アメリカ人は何が起こっているのか気づいていなかった。課税対象となる所得基準が非常に高かったため、課税対象となる人はほとんどいなかった。さらに、最初の税率は1%で、7%で頭打ちになっていた。7%の税率が適用されるには、当時の金額で50万ドル以上、現在の金額に換算すると数百万ドル以上の驚異的な額の収入が必要だった。1900年代の米国では、年収7万ドルの人は非常に裕福な人と考えられていた。1913年にヘンリー・フォードが移動式組み立てラインという画期的な生産方式を導入した際には、労働者の賃金を1日2.34ドルから5ドルに引き上げ、年収1,300ドルを実現した。

米国人口のわずか3%しか所得税の対象ではなかった。 所得税改正案が可決された経緯について、私はかなり前に記事を書いたことがある。 ジョージア州の州議会議員は、ジョージア州には所得税の対象となるほど高額の収入を得ている人がいないため、改正に反対するつもりはないと述べた。

誰もが、所得税が一度導入されれば、その基準額を引き下げ、税率を引き上げることも可能であることを見落としていた。1918年、つまり5年以内に、最高税率は77%に跳ね上がり、1925年には25%にまで引き下げられた。

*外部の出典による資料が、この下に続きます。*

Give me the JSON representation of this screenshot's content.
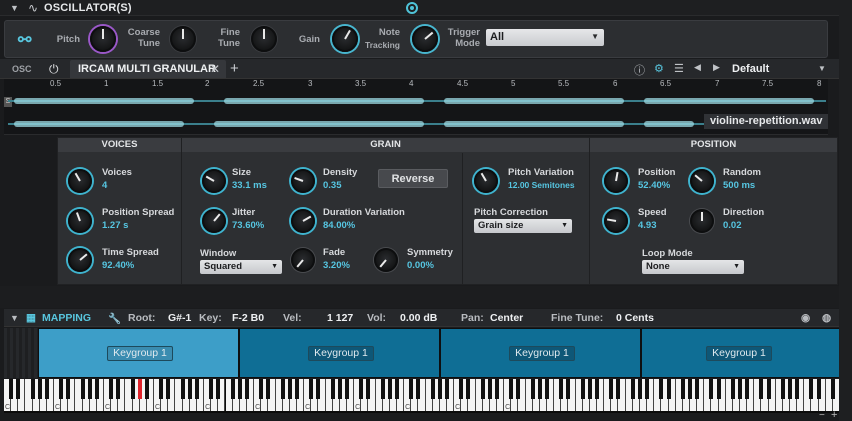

憲法修正第16条が可決されたとき、奴隷制が復活した。歴史的に見ると、自由人の定義とは、自分の労働力を所有している人である。農奴や奴隷は自分の労働力を所有していなかった。農奴は封建領主の所有物ではなく、領主は農奴の労働力の30%まで利用する権利を持っていた。奴隷の労働力は奴隷の所有者に属していた。

所得税は、労働の一部に対する政府の所有権を確立する。その割合は、その時点での収入と税率によって異なる。もし政府の取り分を納められなかった場合は、厳しく処罰され、何年も刑務所で過ごすことになる。すべてのアメリカ人の所得税納税者は、一部は奴隷であり、一部は自由人である。

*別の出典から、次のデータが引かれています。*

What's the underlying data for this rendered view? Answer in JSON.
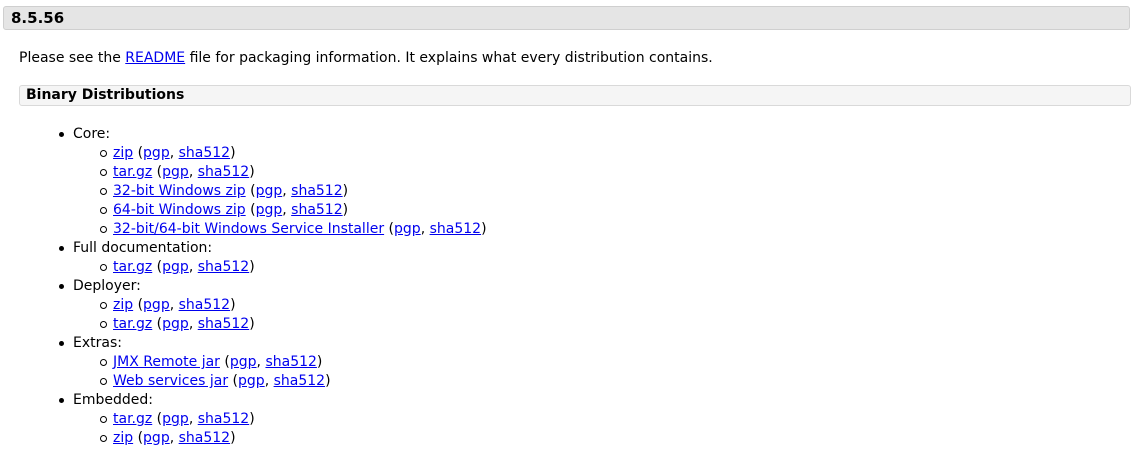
{
  "version": "8.5.56",
  "intro": {
    "before": "Please see the ",
    "link": "README",
    "after": " file for packaging information. It explains what every distribution contains."
  },
  "section_title": "Binary Distributions",
  "labels": {
    "pgp": "pgp",
    "sha512": "sha512"
  },
  "groups": [
    {
      "label": "Core:",
      "items": [
        "zip",
        "tar.gz",
        "32-bit Windows zip",
        "64-bit Windows zip",
        "32-bit/64-bit Windows Service Installer"
      ]
    },
    {
      "label": "Full documentation:",
      "items": [
        "tar.gz"
      ]
    },
    {
      "label": "Deployer:",
      "items": [
        "zip",
        "tar.gz"
      ]
    },
    {
      "label": "Extras:",
      "items": [
        "JMX Remote jar",
        "Web services jar"
      ]
    },
    {
      "label": "Embedded:",
      "items": [
        "tar.gz",
        "zip"
      ]
    }
  ]
}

関税は消費税であり、古典派経済学者によれば望ましい課税手段である。関税は、あなたの収入に対する政府の所有権を確立するものではない。所得税は、政府にあなたの労働時間の所有権の一部を与えるだけでなく、生産要素(労働力と資本)に対する課税でもある。生産要素に課税することは、経済成長と国内総生産を減少させる。それは生産を抑制する非生産的な税金である。

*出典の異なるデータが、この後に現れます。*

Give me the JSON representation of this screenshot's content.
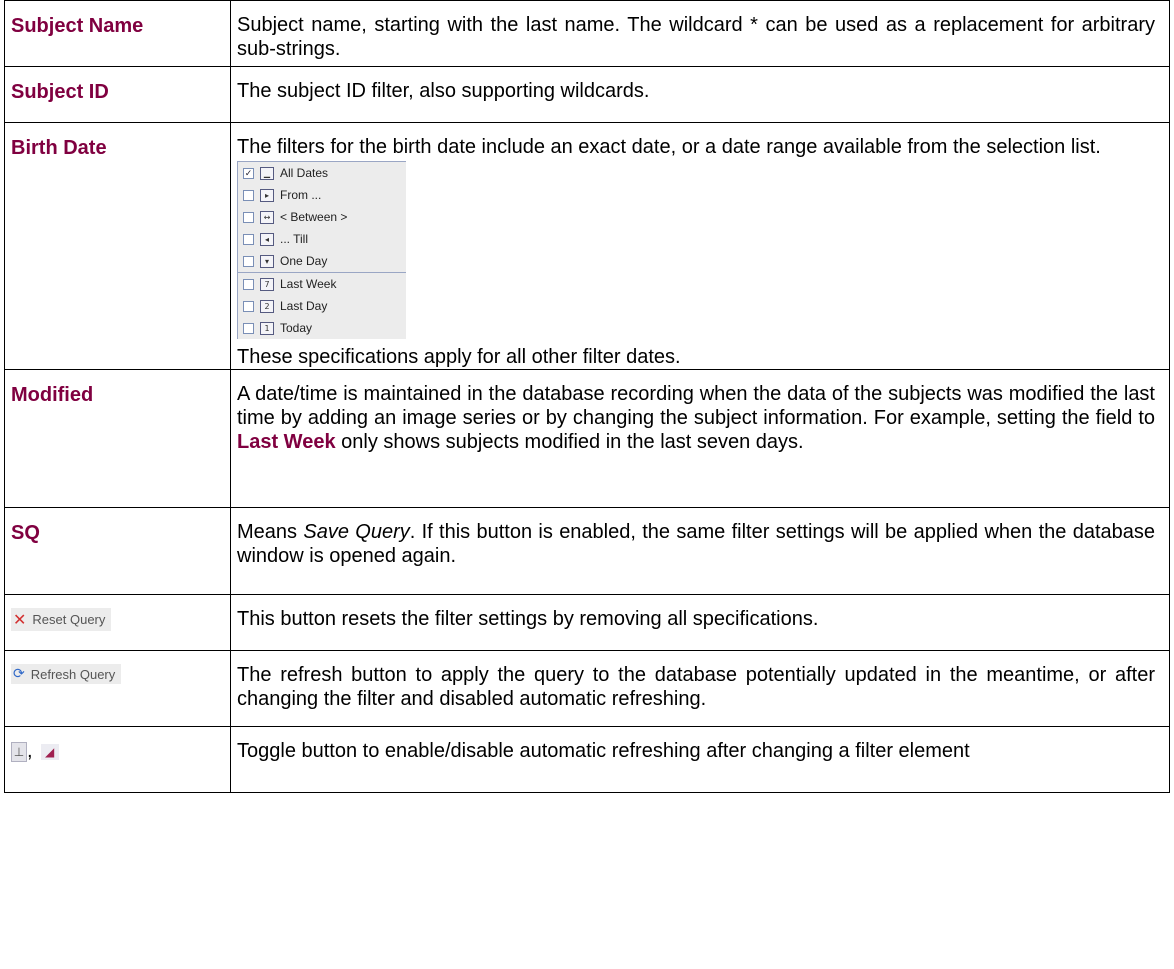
{
  "rows": [
    {
      "term": "Subject Name",
      "desc": "Subject name, starting with the last name. The wildcard * can be used as a replacement for arbitrary sub-strings."
    },
    {
      "term": "Subject ID",
      "desc": "The subject ID filter, also supporting wildcards."
    },
    {
      "term": "Birth Date",
      "desc": "The filters for the birth date include an exact date, or a date range available from the selection list.",
      "desc_after": "These specifications apply for all other filter dates."
    },
    {
      "term": "Modified",
      "desc_before": "A date/time is maintained in the database recording when the data of the subjects was modified the last time by adding an image series or by changing the subject information. For example, setting the field to ",
      "desc_bold": "Last Week",
      "desc_after": " only shows subjects modified in the last seven days."
    },
    {
      "term": "SQ",
      "desc_prefix": "Means ",
      "desc_italic": "Save Query",
      "desc_rest": ". If this button is enabled, the same filter settings will be applied when the database window is opened again."
    },
    {
      "button_label": "Reset Query",
      "desc": "This button resets the filter settings by removing all specifications."
    },
    {
      "button_label": "Refresh Query",
      "desc": "The refresh button to apply the query to the database potentially updated in the meantime, or after changing the filter and disabled automatic refreshing."
    },
    {
      "toggle_separator": ",",
      "desc": "Toggle button to enable/disable automatic refreshing after changing a filter element"
    }
  ],
  "date_options": [
    {
      "label": "All Dates",
      "checked": true,
      "icon": "blank-calendar-icon"
    },
    {
      "label": "From ...",
      "checked": false,
      "icon": "from-calendar-icon"
    },
    {
      "label": "< Between >",
      "checked": false,
      "icon": "between-calendar-icon"
    },
    {
      "label": "... Till",
      "checked": false,
      "icon": "till-calendar-icon"
    },
    {
      "label": "One Day",
      "checked": false,
      "icon": "one-day-calendar-icon"
    },
    {
      "label": "Last Week",
      "checked": false,
      "icon": "seven-calendar-icon",
      "icon_text": "7"
    },
    {
      "label": "Last Day",
      "checked": false,
      "icon": "two-calendar-icon",
      "icon_text": "2"
    },
    {
      "label": "Today",
      "checked": false,
      "icon": "one-calendar-icon",
      "icon_text": "1"
    }
  ]
}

所得税に代わる関税は、より高い所得と生活水準の向上をもたらす成長促進政策である。労働は自由であれば、常に生産性が高い。なぜなら、労働者は自分自身と家族のために働いているからだ。

時代遅れのネオリベラル派の経済学者たちは、関税は自由貿易を侵害し、経済成長を妨げると主張しているが、それは誤りである。MIT Pressが出版した2000年のライオネル・ロビンス講演で、ラルフ・E・ゴモリーとウィリアム・J・バウモルは、自由貿易の主張は誤りであり、せいぜい自由貿易が相互に有益であるという考えは、時折の特別なケースであるに過ぎないことを証明した。ポール・サミュエルソンは彼らの証明を説得力のあるものだと感じたが、経済学者たちは全体的には、新しい理解を習得する努力よりも自由貿易の教義を好む傾向にある。

DOGEからの情報によると、米国の予算には、内部関係者や外国の政治家への賄賂、外国政府の転覆工作のための裏金として、巨額の不正行為、乱用、自己取引が含まれていることが示されており、妥当な税率の関税を課すのに十分な削減が可能であることを示している。

アメリカ国民を所得税の奴隷状態から救うことは、歴史上最大の功績の一つとなるだろう。それを実現しよう。